A lista inclui o secretário Nacional de Energia Elétrica, Gentil Nogueira, que atua como ministro interino quando Alexandre Silveira está em viagem, o atual presidente da EPE (Empresa de Pesquisa Energética), Thiago Prado, e de mais dois diretores da estatal de planejamento. A medida deixaria três das cinco cadeiras da diretoria da EPE vagas.

Fernando Gallacci, sócio de infraestrutura do escritório SouzaOkawa Advogados, lembra que não é recente as atuais discussões sobre contingenciamento do orçamento das agências reguladoras e os desafios de indicação/aprovação do seu corpo diretor.

“Governos anteriores vez ou outra buscaram influenciar na agenda regulatória lançando mão destes expedientes, exatamente porque estas medidas acabam por desestruturar as balizas de independência regulatória”, afirma.

Benevides, presidente da Abar, lembra que as agências sempre estão na mira da classe política por ter atuação que mistura atribuições dos três poderes. “O modelo das agências reguladoras é o que traz segurança jurídica para contratos de 30 anos, pois não são influenciados pelo governo de plantão”, adverte.

Por isso, ele vê riscos que a atual crise desestimule investidores estrangeiros em atuar no setor de infraestrutura. “Quando uma das autonomias das agências, seja administrativa, financeira ou regulatória, vai mal, deteriora o resto”, acrescenta.

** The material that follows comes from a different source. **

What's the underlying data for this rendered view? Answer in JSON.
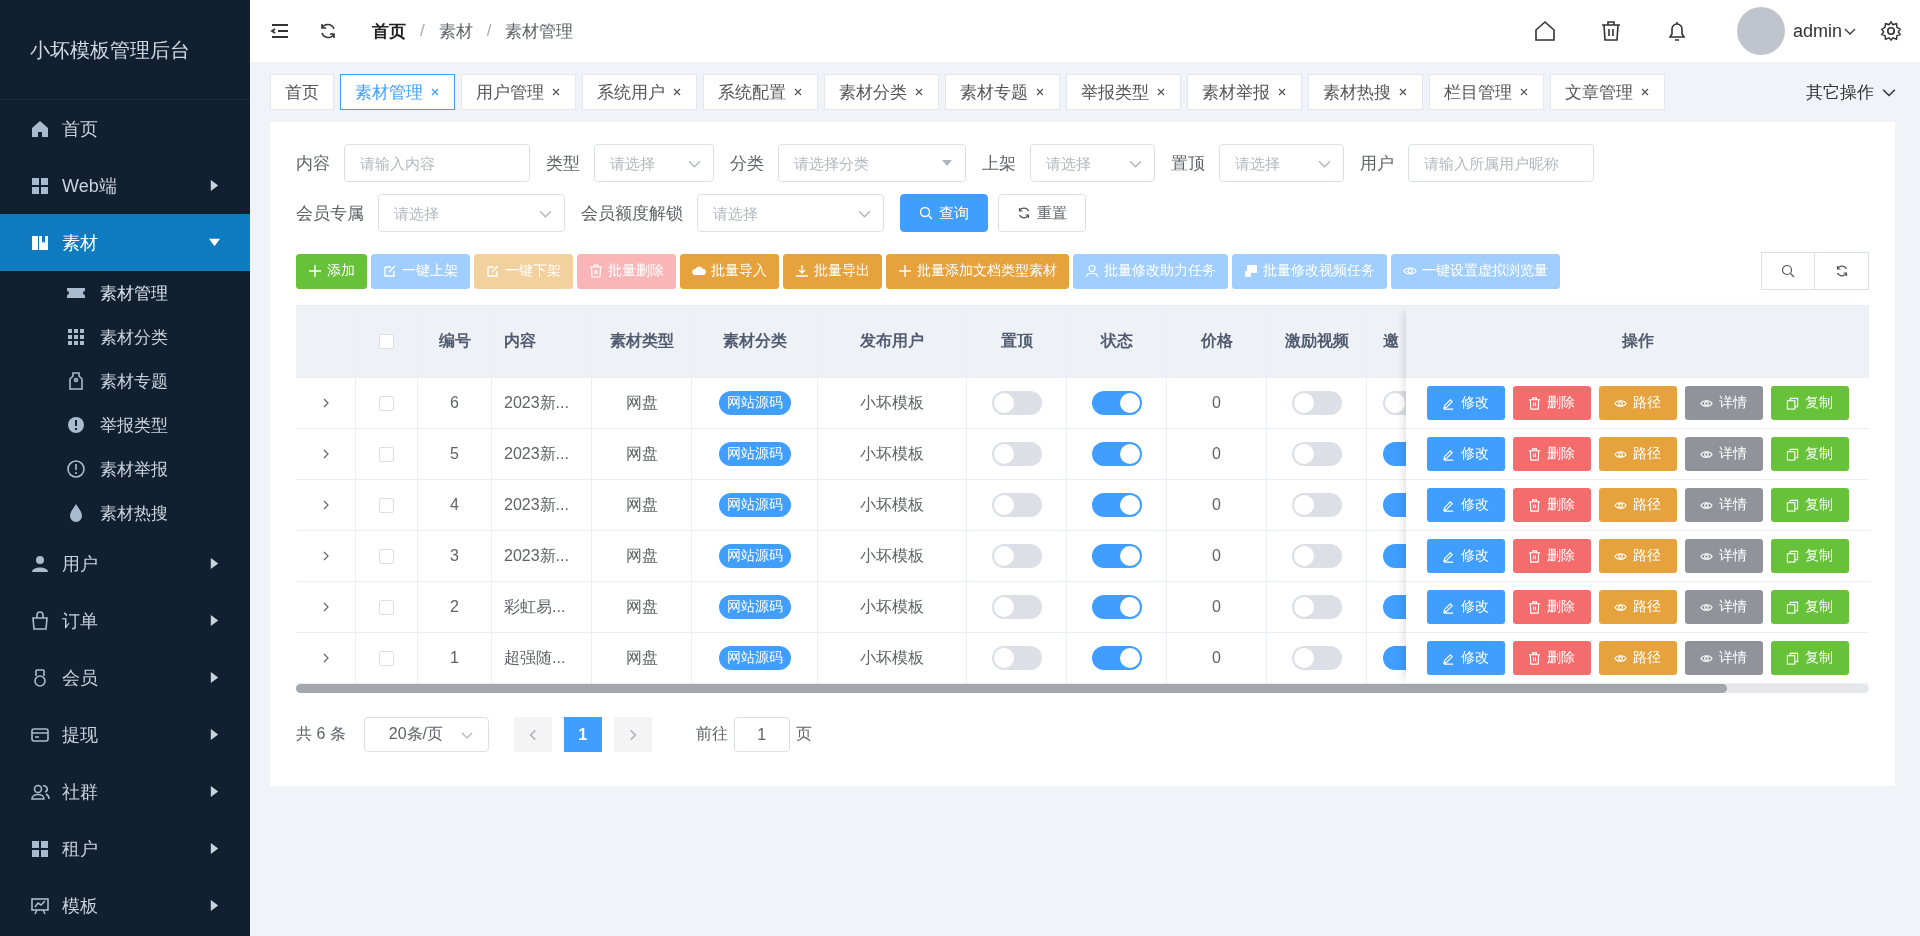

A esperança, segundo ele, são dois projetos lei em tramitação no Senado que asseguram autonomia financeira para as agências reguladoras: “A legislação precisa deixar claro que a receita vinculada, ou seja, os recursos arrecadados pelas agências reguladoras junto aos consumidores, são das agências e não podem ser usados para outros fins, como contingenciamento.”